FIG. 15 is a conceptual diagram similarly showing a state in which the second excited state returns to the ground state.

FIG. 16 is a conceptual diagram for explaining a double resonance absorption process in a molecule.

FIG. 17 is likewise a conceptual diagram for explaining a double resonance absorption process.

FIG. 18 is a diagram showing a configuration of an example of a conventional super-resolution microscope.

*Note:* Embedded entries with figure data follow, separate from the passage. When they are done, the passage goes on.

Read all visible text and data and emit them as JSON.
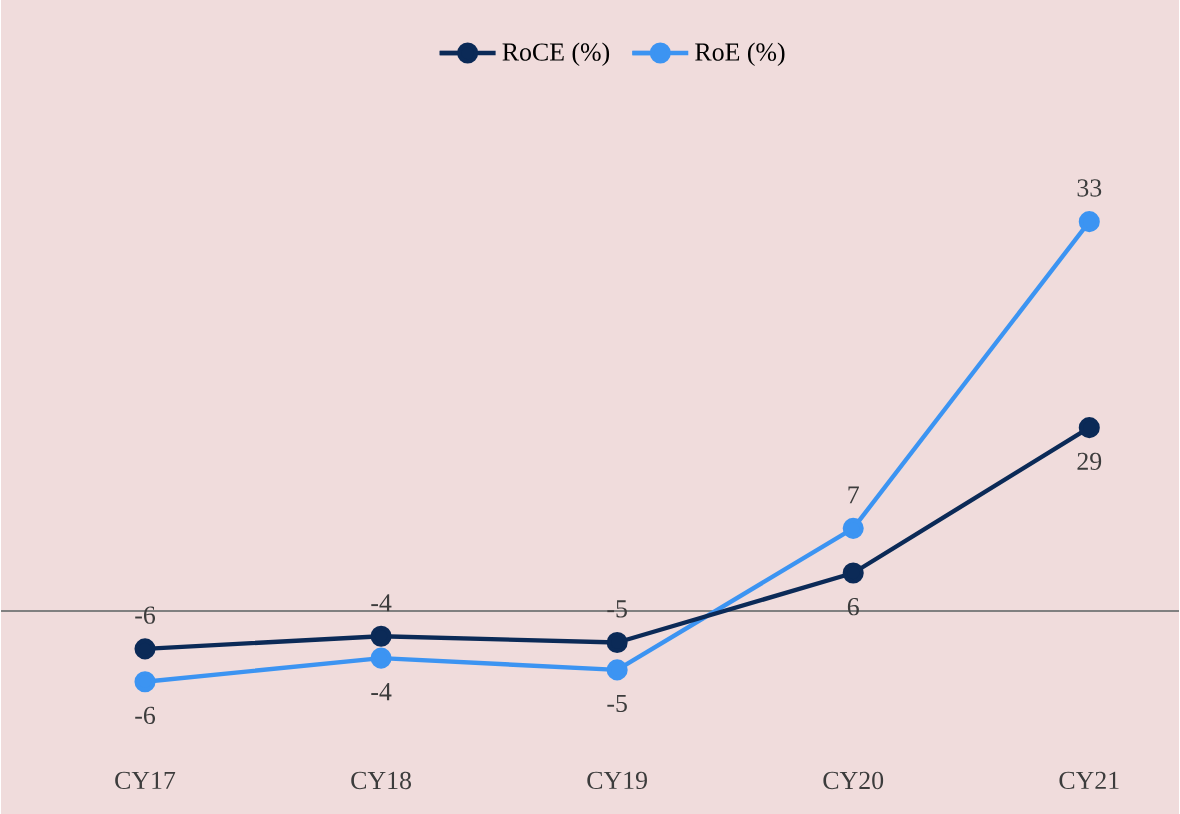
{
  "chart_data": {
    "type": "line",
    "categories": [
      "CY17",
      "CY18",
      "CY19",
      "CY20",
      "CY21"
    ],
    "series": [
      {
        "name": "RoCE (%)",
        "color": "#0b2a57",
        "values": [
          -6,
          -4,
          -5,
          6,
          29
        ],
        "axis": "y2"
      },
      {
        "name": "RoE (%)",
        "color": "#3c94f2",
        "values": [
          -6,
          -4,
          -5,
          7,
          33
        ]
      }
    ],
    "ref_lines": [
      {
        "axis": "y",
        "value": 0,
        "color": "#808080"
      }
    ],
    "data_labels": true,
    "legend": "top",
    "marker": "circle",
    "line_style": "solid",
    "tick_labels": "x"
  }
}
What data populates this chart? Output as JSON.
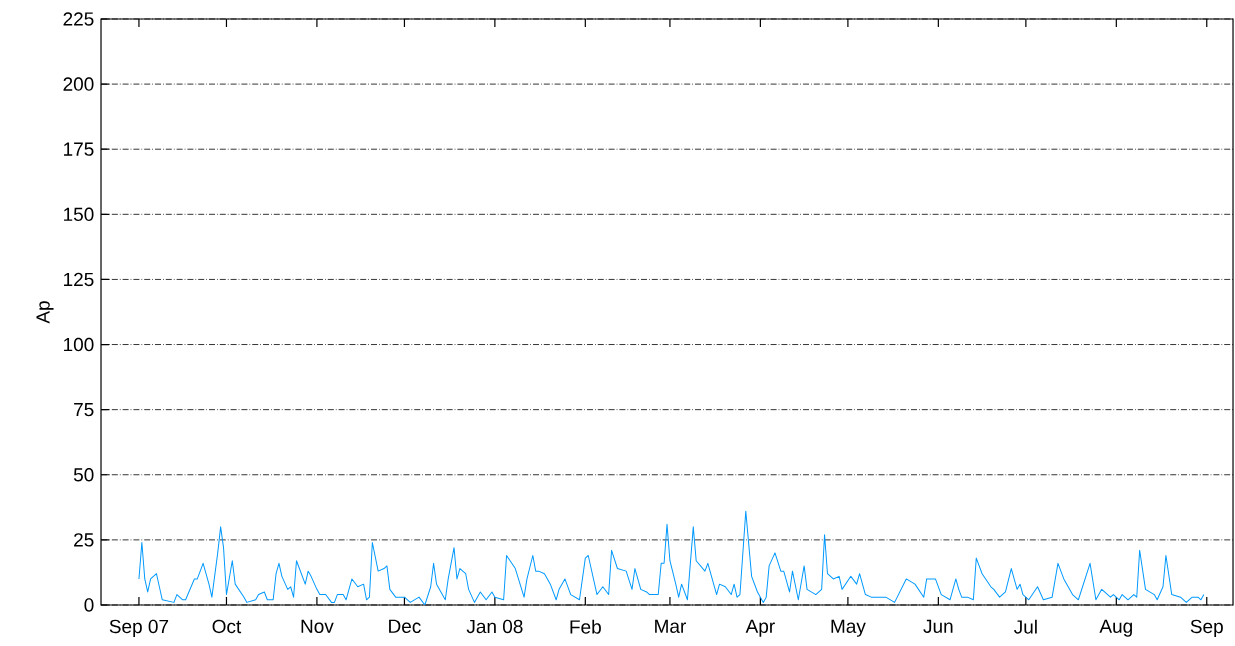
{
  "chart_data": {
    "type": "line",
    "ylabel": "Ap",
    "color": "#0099ff",
    "grid": "y",
    "xlim": [
      "2007-08-19",
      "2008-09-10"
    ],
    "ylim": [
      0,
      225
    ],
    "yticks": [
      0,
      25,
      50,
      75,
      100,
      125,
      150,
      175,
      200,
      225
    ],
    "xticks": [
      {
        "value": "2007-09-01",
        "label": "Sep 07"
      },
      {
        "value": "2007-10-01",
        "label": "Oct"
      },
      {
        "value": "2007-11-01",
        "label": "Nov"
      },
      {
        "value": "2007-12-01",
        "label": "Dec"
      },
      {
        "value": "2008-01-01",
        "label": "Jan 08"
      },
      {
        "value": "2008-02-01",
        "label": "Feb"
      },
      {
        "value": "2008-03-01",
        "label": "Mar"
      },
      {
        "value": "2008-04-01",
        "label": "Apr"
      },
      {
        "value": "2008-05-01",
        "label": "May"
      },
      {
        "value": "2008-06-01",
        "label": "Jun"
      },
      {
        "value": "2008-07-01",
        "label": "Jul"
      },
      {
        "value": "2008-08-01",
        "label": "Aug"
      },
      {
        "value": "2008-09-01",
        "label": "Sep"
      }
    ],
    "x": [
      "2007-09-01",
      "2007-09-02",
      "2007-09-03",
      "2007-09-04",
      "2007-09-05",
      "2007-09-07",
      "2007-09-08",
      "2007-09-09",
      "2007-09-13",
      "2007-09-14",
      "2007-09-16",
      "2007-09-17",
      "2007-09-20",
      "2007-09-21",
      "2007-09-23",
      "2007-09-25",
      "2007-09-26",
      "2007-09-28",
      "2007-09-29",
      "2007-09-30",
      "2007-10-01",
      "2007-10-03",
      "2007-10-04",
      "2007-10-07",
      "2007-10-08",
      "2007-10-11",
      "2007-10-12",
      "2007-10-14",
      "2007-10-15",
      "2007-10-17",
      "2007-10-18",
      "2007-10-19",
      "2007-10-20",
      "2007-10-22",
      "2007-10-23",
      "2007-10-24",
      "2007-10-25",
      "2007-10-26",
      "2007-10-28",
      "2007-10-29",
      "2007-10-30",
      "2007-11-01",
      "2007-11-02",
      "2007-11-04",
      "2007-11-06",
      "2007-11-07",
      "2007-11-08",
      "2007-11-10",
      "2007-11-11",
      "2007-11-13",
      "2007-11-15",
      "2007-11-17",
      "2007-11-18",
      "2007-11-19",
      "2007-11-20",
      "2007-11-22",
      "2007-11-24",
      "2007-11-25",
      "2007-11-26",
      "2007-11-28",
      "2007-12-01",
      "2007-12-03",
      "2007-12-06",
      "2007-12-08",
      "2007-12-10",
      "2007-12-11",
      "2007-12-12",
      "2007-12-15",
      "2007-12-16",
      "2007-12-18",
      "2007-12-19",
      "2007-12-20",
      "2007-12-22",
      "2007-12-23",
      "2007-12-25",
      "2007-12-27",
      "2007-12-29",
      "2007-12-31",
      "2008-01-01",
      "2008-01-04",
      "2008-01-05",
      "2008-01-08",
      "2008-01-11",
      "2008-01-12",
      "2008-01-14",
      "2008-01-15",
      "2008-01-16",
      "2008-01-18",
      "2008-01-20",
      "2008-01-22",
      "2008-01-23",
      "2008-01-25",
      "2008-01-27",
      "2008-01-30",
      "2008-02-01",
      "2008-02-02",
      "2008-02-05",
      "2008-02-07",
      "2008-02-09",
      "2008-02-10",
      "2008-02-12",
      "2008-02-15",
      "2008-02-17",
      "2008-02-18",
      "2008-02-20",
      "2008-02-22",
      "2008-02-23",
      "2008-02-26",
      "2008-02-27",
      "2008-02-28",
      "2008-02-29",
      "2008-03-01",
      "2008-03-03",
      "2008-03-04",
      "2008-03-05",
      "2008-03-07",
      "2008-03-09",
      "2008-03-10",
      "2008-03-13",
      "2008-03-14",
      "2008-03-17",
      "2008-03-18",
      "2008-03-20",
      "2008-03-22",
      "2008-03-23",
      "2008-03-24",
      "2008-03-25",
      "2008-03-27",
      "2008-03-29",
      "2008-03-31",
      "2008-04-02",
      "2008-04-03",
      "2008-04-04",
      "2008-04-06",
      "2008-04-08",
      "2008-04-09",
      "2008-04-11",
      "2008-04-12",
      "2008-04-14",
      "2008-04-16",
      "2008-04-17",
      "2008-04-20",
      "2008-04-22",
      "2008-04-23",
      "2008-04-24",
      "2008-04-26",
      "2008-04-28",
      "2008-04-29",
      "2008-05-02",
      "2008-05-04",
      "2008-05-05",
      "2008-05-07",
      "2008-05-09",
      "2008-05-12",
      "2008-05-14",
      "2008-05-17",
      "2008-05-21",
      "2008-05-24",
      "2008-05-27",
      "2008-05-28",
      "2008-05-31",
      "2008-06-02",
      "2008-06-05",
      "2008-06-07",
      "2008-06-08",
      "2008-06-09",
      "2008-06-11",
      "2008-06-13",
      "2008-06-14",
      "2008-06-16",
      "2008-06-19",
      "2008-06-20",
      "2008-06-22",
      "2008-06-24",
      "2008-06-26",
      "2008-06-28",
      "2008-06-29",
      "2008-06-30",
      "2008-07-02",
      "2008-07-05",
      "2008-07-07",
      "2008-07-10",
      "2008-07-12",
      "2008-07-14",
      "2008-07-17",
      "2008-07-19",
      "2008-07-23",
      "2008-07-25",
      "2008-07-27",
      "2008-07-30",
      "2008-07-31",
      "2008-08-02",
      "2008-08-03",
      "2008-08-05",
      "2008-08-07",
      "2008-08-08",
      "2008-08-09",
      "2008-08-11",
      "2008-08-14",
      "2008-08-15",
      "2008-08-17",
      "2008-08-18",
      "2008-08-20",
      "2008-08-23",
      "2008-08-25",
      "2008-08-27",
      "2008-08-29",
      "2008-08-30",
      "2008-08-31"
    ],
    "values": [
      10,
      24,
      10,
      5,
      10,
      12,
      7,
      2,
      1,
      4,
      2,
      2,
      10,
      10,
      16,
      8,
      3,
      20,
      30,
      22,
      4,
      17,
      8,
      3,
      1,
      2,
      4,
      5,
      2,
      2,
      12,
      16,
      11,
      6,
      7,
      3,
      17,
      14,
      8,
      13,
      11,
      6,
      4,
      4,
      1,
      1,
      4,
      4,
      2,
      10,
      7,
      8,
      2,
      3,
      24,
      13,
      14,
      15,
      6,
      3,
      3,
      1,
      3,
      0,
      7,
      16,
      8,
      2,
      10,
      22,
      10,
      14,
      12,
      6,
      1,
      5,
      2,
      5,
      3,
      2,
      19,
      14,
      3,
      10,
      19,
      13,
      13,
      12,
      8,
      2,
      6,
      10,
      4,
      2,
      18,
      19,
      4,
      7,
      4,
      21,
      14,
      13,
      6,
      14,
      6,
      5,
      4,
      4,
      16,
      16,
      31,
      17,
      8,
      3,
      8,
      2,
      30,
      17,
      13,
      16,
      4,
      8,
      7,
      4,
      8,
      3,
      4,
      36,
      11,
      5,
      1,
      3,
      15,
      20,
      13,
      13,
      5,
      13,
      2,
      15,
      6,
      4,
      6,
      27,
      12,
      10,
      11,
      6,
      11,
      8,
      12,
      4,
      3,
      3,
      3,
      1,
      10,
      8,
      3,
      10,
      10,
      4,
      2,
      10,
      6,
      3,
      3,
      2,
      18,
      12,
      7,
      6,
      3,
      5,
      14,
      6,
      8,
      4,
      2,
      7,
      2,
      3,
      16,
      10,
      4,
      2,
      16,
      2,
      6,
      3,
      4,
      2,
      4,
      2,
      4,
      3,
      21,
      6,
      4,
      2,
      7,
      19,
      4,
      3,
      1,
      3,
      3,
      2,
      4
    ]
  }
}
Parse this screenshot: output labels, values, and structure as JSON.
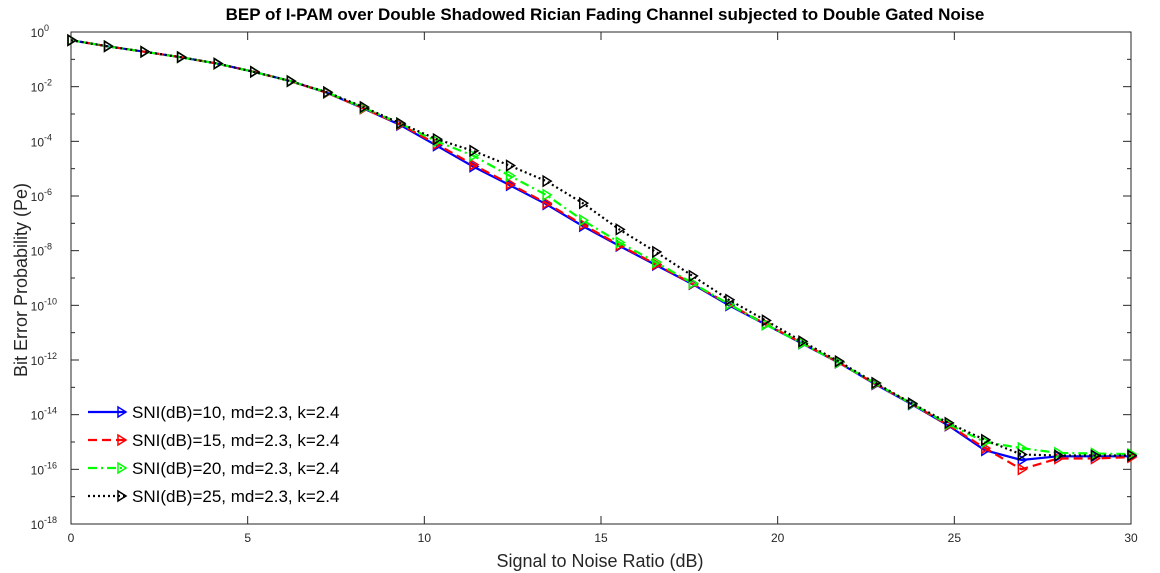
{
  "chart_data": {
    "type": "line",
    "title": "BEP of I-PAM over Double Shadowed Rician Fading Channel subjected to Double Gated Noise",
    "xlabel": "Signal to Noise Ratio (dB)",
    "ylabel": "Bit Error Probability (Pe)",
    "xlim": [
      0,
      30
    ],
    "ylim": [
      1e-18,
      1
    ],
    "yscale": "log",
    "x_ticks": [
      "0",
      "5",
      "10",
      "15",
      "20",
      "25",
      "30"
    ],
    "y_tick_exponents": [
      "0",
      "-2",
      "-4",
      "-6",
      "-8",
      "-10",
      "-12",
      "-14",
      "-16",
      "-18"
    ],
    "y_tick_base": "10",
    "grid": false,
    "legend_position": "bottom-left",
    "x": [
      0,
      1.034,
      2.069,
      3.103,
      4.138,
      5.172,
      6.207,
      7.241,
      8.276,
      9.31,
      10.345,
      11.379,
      12.414,
      13.448,
      14.483,
      15.517,
      16.552,
      17.586,
      18.621,
      19.655,
      20.69,
      21.724,
      22.759,
      23.793,
      24.828,
      25.862,
      26.897,
      27.931,
      28.966,
      30
    ],
    "series": [
      {
        "name": "SNI(dB)=10, md=2.3, k=2.4",
        "color": "#0000ff",
        "line_style": "solid",
        "marker": "triangle-right",
        "y": [
          0.5,
          0.3,
          0.19,
          0.12,
          0.07,
          0.035,
          0.016,
          0.006,
          0.0016,
          0.0004,
          7e-05,
          1.2e-05,
          2.5e-06,
          5e-07,
          8e-08,
          1.5e-08,
          3e-09,
          6e-10,
          1e-10,
          2e-11,
          4e-12,
          8e-13,
          1.3e-13,
          2.4e-14,
          4e-15,
          5e-16,
          2.2e-16,
          3e-16,
          3e-16,
          3e-16
        ]
      },
      {
        "name": "SNI(dB)=15, md=2.3, k=2.4",
        "color": "#ff0000",
        "line_style": "dashed",
        "marker": "triangle-right",
        "y": [
          0.5,
          0.3,
          0.19,
          0.12,
          0.07,
          0.035,
          0.016,
          0.006,
          0.0016,
          0.00042,
          8e-05,
          1.4e-05,
          2.8e-06,
          5.5e-07,
          9e-08,
          1.6e-08,
          3.2e-09,
          6.2e-10,
          1.1e-10,
          2.1e-11,
          4.2e-12,
          8.2e-13,
          1.35e-13,
          2.5e-14,
          4.2e-15,
          6e-16,
          1e-16,
          2.5e-16,
          2.5e-16,
          2.8e-16
        ]
      },
      {
        "name": "SNI(dB)=20, md=2.3, k=2.4",
        "color": "#00ff00",
        "line_style": "dashdot",
        "marker": "triangle-right",
        "y": [
          0.5,
          0.3,
          0.19,
          0.12,
          0.07,
          0.035,
          0.016,
          0.0062,
          0.0017,
          0.00045,
          0.0001,
          3e-05,
          5.5e-06,
          1.1e-06,
          1.3e-07,
          2e-08,
          3.8e-09,
          6.5e-10,
          1.1e-10,
          2e-11,
          4.1e-12,
          8.2e-13,
          1.4e-13,
          2.5e-14,
          4.5e-15,
          1e-15,
          6e-16,
          4e-16,
          3.8e-16,
          3.6e-16
        ]
      },
      {
        "name": "SNI(dB)=25, md=2.3, k=2.4",
        "color": "#000000",
        "line_style": "dotted",
        "marker": "triangle-right",
        "y": [
          0.5,
          0.3,
          0.19,
          0.12,
          0.07,
          0.035,
          0.016,
          0.0063,
          0.0018,
          0.00046,
          0.00012,
          4.5e-05,
          1.3e-05,
          3.5e-06,
          5.5e-07,
          6e-08,
          9e-09,
          1.2e-09,
          1.6e-10,
          2.8e-11,
          4.8e-12,
          9e-13,
          1.45e-13,
          2.6e-14,
          5e-15,
          1.2e-15,
          3.5e-16,
          3.2e-16,
          3.2e-16,
          3.2e-16
        ]
      }
    ]
  }
}
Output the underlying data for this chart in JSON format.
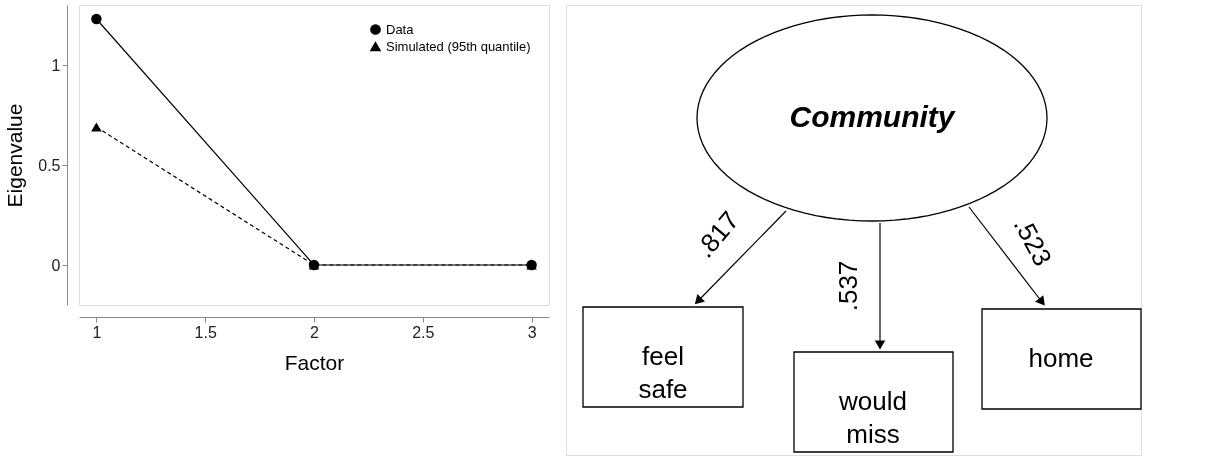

FIG. 19 is a plan view showing the structure of the phase plate shown in FIG. 18.

[Explanation of symbols]

1 Ti sapphire laser 2 beam splitter 3 KDP crystal 4,8 Phase plate 5 dichroic mirror 6,10 mirror 7 Delay optical system 7a prism 9 Position adjustment lens 11, 17, 19 lenses 12,16 Half mirror 13 Objective lens 14 Two-dimensional movement stage 15 observation samples 18 pinholes 20 Transmission type diffraction grating 21 ICCD camera 22 Imaging lens 23 CCD camera

Continued front page    (72) Inventor Keiki Ikedaki             2-43 Hatagaya, Shibuya-ku, Tokyo Ori             Inside Npus Optical Industry Co., Ltd. (72) Inventor Masaaki Fujii             2-3-3 Ryumiminami 2-3-16, Okazaki-shi, Aichi (72) Inventor Takashige Omatsu             5-10-9 Hirado, Totsuka-ku, Yokohama-shi, Kanagawa (72) Inventor Koju Yamamoto             9-2-304 Denenchofu, Ota-ku, Tokyo (72) Inventor Tomoo Suzuki             Makuhari Tech 1-3, Nakase, Mihama-ku, Chiba City, Chiba Prefecture             Nogarden D-10E Nippon Ropa Co., Ltd.             -In F term (reference) 2H052 AA08 AA09 AC13 AC30 AC34                       AF07 AF14

Claims (7)

[Claims] 1. A first light source for generating a first light for transitioning a molecule in a sample from a ground state to a high vibrational level of a lowest electronic state, and the molecule from the high vibrational level of the lowest electronic state. A second light source for generating a second light that transits to a quantum state having a higher energy level, and an optical system for partially overlapping the irradiation regions of the first light and the second light on the sample. And a photodetector for detecting light emission from a region of the sample irradiated with the first light and the second light. 2. The microscope according to claim 1, wherein the first light source emits infrared light having a wavelength of 700 nm or more or light in the near infrared region. 3. The microscope according to claim 1, further comprising a spatial filter spatially intensity-modulating at least one of the first light and the second light. 4. The microscope according to claim 3, wherein at least one of the first light source and the second light source is a pulse light source. 5. The microscope according to claim 4, wherein the first light source and the second light source are coherent light sources. 6. The microscope according to claim 5, wherein at least one of the first light source and the second light source is a variable wavelength light source. 7. The wavelength of the first light is --CH, --N.
_{H, -OH, C = C,} C = O, -CH 2, -CHOH,
The microscope according to any one of claims 1 to 6, wherein the microscope excites to a fundamental tone of one of the chemical groups such as -CN or a higher harmonic state thereof.